Whole genome analysis was performed using bioinformatic methods. Forty potential protein encoding sequences with features of transposable elements were identified in P. vivax, eight in P. y. yoelii and only six in P. falciparum. Further investigation of the six open reading frames in P. falciparum revealed that only one is potentially an active mobile genetic element. Most of the open reading frames identified in all three species are hypothetical proteins. Some represent annotated host proteins such as the putative telomerase reverse transcriptase genes in P. y. yoelii and P. falciparum. One of the P. vivax open reading frames identified in this study demonstrates similarity to telomerase reverse transcriptase and we conclude it to be the orthologue of this gene.
There is a divergence in the frequencies of mobile genetic elements in the three Plasmodium species investigated. Despite the limitations of whole genome analytical methods, it is tempting to speculate that mobile genetic elements might have been a driving force behind the compositional bias of the P. falciparum genome.

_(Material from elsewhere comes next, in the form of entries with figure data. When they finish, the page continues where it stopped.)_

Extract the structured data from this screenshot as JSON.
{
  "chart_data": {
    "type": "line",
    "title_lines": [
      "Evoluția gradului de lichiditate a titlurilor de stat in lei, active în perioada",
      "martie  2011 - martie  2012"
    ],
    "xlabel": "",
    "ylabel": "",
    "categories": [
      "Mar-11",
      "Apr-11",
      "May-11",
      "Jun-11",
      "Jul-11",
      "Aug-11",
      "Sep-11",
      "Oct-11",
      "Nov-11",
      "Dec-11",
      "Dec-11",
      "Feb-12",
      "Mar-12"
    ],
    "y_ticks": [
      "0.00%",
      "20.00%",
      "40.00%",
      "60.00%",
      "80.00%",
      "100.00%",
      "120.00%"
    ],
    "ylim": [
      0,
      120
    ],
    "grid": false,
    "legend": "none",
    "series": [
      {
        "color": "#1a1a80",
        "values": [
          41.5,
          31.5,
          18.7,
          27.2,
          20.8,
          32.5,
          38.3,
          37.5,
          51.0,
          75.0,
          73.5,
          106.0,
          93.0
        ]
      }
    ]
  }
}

恶性疟原虫、约氏疟原虫和间日疟原虫的完整基因组序列已揭示出一些不同寻常的特征。恶性疟原虫拥有迄今为止测序的富含AT的基因组——某些区域超过90%。相比之下,约氏疟原虫约为77%,间日疟原虫约为55%富含AT。这些发现的进化原因尚不清楚。移动遗传元件对基因组进化有相当大的影响,但尚未对疟原虫中的这些元件进行全面研究。因此,我们对这三种疟原虫物种中的这些元件及其衍生物进行了全面的基因组分析。
使用生物信息学方法进行全基因组分析。在间日疟原虫中鉴定出40个具有转座元件特征的潜在蛋白质编码序列,在约氏疟原虫中鉴定出8个,在恶性疟原虫中仅鉴定出6个。对恶性疟原虫中的6个开放阅读框进行进一步研究发现,只有一个可能是活跃的移动遗传元件。在所有三个物种中鉴定出的大多数开放阅读框都是假设蛋白。有些代表注释的宿主蛋白,如约氏疟原虫和恶性疟原虫中假定的端粒酶逆转录酶基因。本研究中鉴定出的一个间日疟原虫开放阅读框与端粒酶逆转录酶具有相似性,我们认为它是该基因的直系同源物。
在所研究的三种疟原虫物种中,移动遗传元件的频率存在差异。尽管全基因组分析方法存在局限性,但很诱人推测移动遗传元件可能是恶性疟原虫基因组组成偏差背后的驱动力。